Schopenhauer è un’irrazionalista, quindi la reazione anti-hegeliana si connota

innanzitutto in una serie di proposte filosofiche che si fondano sull’irrazionalismo:

l’ammissione di un’assenza di senso nella realtà. L’irrazionalismo risiede

nell’ammissione di un noumeno, inteso come essenza della realtà, che coincide

con la volontà di vivere, una forza cieca, brutale, irrazionale, priva di significato,

priva di scopo, orientamento, che non sia quello di rigenerarsi continuamente, e

che domina il mondo, non soltanto l’essere umano. Quindi, tutto il mondo è in balia

della volontà di vivere, che si declina, si incarna nella realtà, innanzitutto nella

forma irrazionale, ma anche nella forma della sofferenza.

Qual è il sintomo della volontà di vivere? Il dolore, la sofferenza. Tutto è sofferenza

per Schopenhauer: il fiore che appassisce perché ha sete, l’animale che cerca da

mangiare, l’essere umano che è colui che ha dentro di se’ la declinazione più alta

della volontà di vivere, perché è colui che più bisogni, e quindi più sofferenze, più

dolore, e non solo è colui, unico nel mondo, che è in grado di rendersi conto della

volontà di vivere. e quindi, “la consapevolezza, l’intelligenza incrementa la

sofferenza” il genio è colui che è destinato a stare più male.

Dunque, la volontà di vivere si incarna in una gerarchia di esseri in lotta tra di loro

per soddisfare la volontà di vivere, perché la loro espressione della volontà di

vivere è solo a bassi livelli.

La pianta che spacca il cemento è volontà di vivere, così come il fulmine che

spacca la notte (+gabbiano + neonato), e l’uomo è maggiormente volontà di

vivere, per i motivi sopra trattati, tanto è vero che Schopenhauer ci offre una

definizione dell’essere umano che spiega la maggiore presenza della volontà di

vivere nell’uomo, il quale è animato da una varietà di spinte, di bisogni, di desideri,

di mancanze, che vengono soddisfatte in maniera fugace, perché poi subentra un

altro bisogno, o si rinnova quello che era stato appena soddisfatto, e quindi

l’essere umano altro non è che un pendolo che oscilla tra il dolore e la noia.
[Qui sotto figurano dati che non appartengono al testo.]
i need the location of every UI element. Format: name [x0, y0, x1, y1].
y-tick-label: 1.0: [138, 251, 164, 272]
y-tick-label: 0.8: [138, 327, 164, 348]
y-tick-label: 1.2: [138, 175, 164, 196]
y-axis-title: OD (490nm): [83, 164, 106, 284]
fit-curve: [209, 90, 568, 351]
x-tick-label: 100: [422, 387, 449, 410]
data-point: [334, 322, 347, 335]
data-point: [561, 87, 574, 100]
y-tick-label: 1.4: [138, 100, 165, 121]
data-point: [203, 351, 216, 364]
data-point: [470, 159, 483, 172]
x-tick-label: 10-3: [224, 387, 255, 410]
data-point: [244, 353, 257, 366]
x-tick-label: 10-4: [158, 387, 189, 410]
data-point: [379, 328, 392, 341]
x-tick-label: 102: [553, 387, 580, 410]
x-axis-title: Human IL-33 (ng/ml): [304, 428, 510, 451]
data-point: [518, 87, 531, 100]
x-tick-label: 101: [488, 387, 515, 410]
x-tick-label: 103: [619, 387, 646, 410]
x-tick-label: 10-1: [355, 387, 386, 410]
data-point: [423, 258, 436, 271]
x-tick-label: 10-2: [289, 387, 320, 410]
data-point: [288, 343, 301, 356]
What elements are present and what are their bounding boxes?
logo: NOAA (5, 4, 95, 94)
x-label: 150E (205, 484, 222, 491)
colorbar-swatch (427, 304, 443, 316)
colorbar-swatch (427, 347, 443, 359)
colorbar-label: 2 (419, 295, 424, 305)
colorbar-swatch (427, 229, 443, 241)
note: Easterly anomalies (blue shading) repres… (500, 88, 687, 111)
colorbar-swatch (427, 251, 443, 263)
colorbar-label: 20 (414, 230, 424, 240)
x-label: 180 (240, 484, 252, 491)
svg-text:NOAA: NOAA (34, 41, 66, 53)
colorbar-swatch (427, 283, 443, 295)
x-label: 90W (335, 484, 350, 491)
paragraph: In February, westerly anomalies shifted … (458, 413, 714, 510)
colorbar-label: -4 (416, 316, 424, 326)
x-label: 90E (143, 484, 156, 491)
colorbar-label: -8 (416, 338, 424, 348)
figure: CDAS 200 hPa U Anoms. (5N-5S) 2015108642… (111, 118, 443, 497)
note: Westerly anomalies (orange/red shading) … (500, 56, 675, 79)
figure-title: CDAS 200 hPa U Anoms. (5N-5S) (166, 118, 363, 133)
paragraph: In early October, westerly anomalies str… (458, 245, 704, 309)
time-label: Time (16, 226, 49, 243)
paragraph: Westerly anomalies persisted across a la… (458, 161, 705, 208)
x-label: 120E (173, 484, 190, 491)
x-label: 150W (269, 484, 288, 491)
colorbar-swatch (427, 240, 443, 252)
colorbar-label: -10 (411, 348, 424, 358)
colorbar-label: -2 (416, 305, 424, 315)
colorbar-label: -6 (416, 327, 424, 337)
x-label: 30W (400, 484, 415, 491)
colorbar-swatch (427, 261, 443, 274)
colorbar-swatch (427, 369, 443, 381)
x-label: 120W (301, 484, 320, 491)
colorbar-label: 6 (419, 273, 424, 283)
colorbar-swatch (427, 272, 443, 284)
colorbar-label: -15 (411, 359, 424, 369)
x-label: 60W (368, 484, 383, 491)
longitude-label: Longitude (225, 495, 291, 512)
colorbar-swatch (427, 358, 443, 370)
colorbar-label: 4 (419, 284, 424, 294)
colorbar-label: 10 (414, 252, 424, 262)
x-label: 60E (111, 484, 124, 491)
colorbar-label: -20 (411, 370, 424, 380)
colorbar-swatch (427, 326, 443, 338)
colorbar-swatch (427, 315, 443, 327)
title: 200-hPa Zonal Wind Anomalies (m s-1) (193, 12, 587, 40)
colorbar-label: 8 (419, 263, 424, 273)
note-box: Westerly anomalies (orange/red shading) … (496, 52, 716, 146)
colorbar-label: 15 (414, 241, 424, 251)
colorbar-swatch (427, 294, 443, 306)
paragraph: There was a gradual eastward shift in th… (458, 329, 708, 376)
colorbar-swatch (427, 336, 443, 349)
Il

piacere è un sopire temporaneamente questa forza brutale che, però, nel

momento in cui viene soddisfatta, automaticamente si rinnova: il soddisfacimento

lascia spazio alla noia e poi a un nuovo dolore.

Schopenhauer è un pessimista cosmico, e spesso viene accostato a Leopardi.

Hegel, invece è uno stoicista, dialettico, e in quanto tale ottimista (paragone!).

Schopenhauer condanna tutte le forme di panlogismo, ottimismo, tipiche

dell’idealismo hegeliano, per esempio si scaglia contro la visione della storia di

Hegel. Non c’è niente di ordinato, nessun dispiegamento di Dio nel tempo. La

storia non è altro che il ripetersi dello stesso dolore.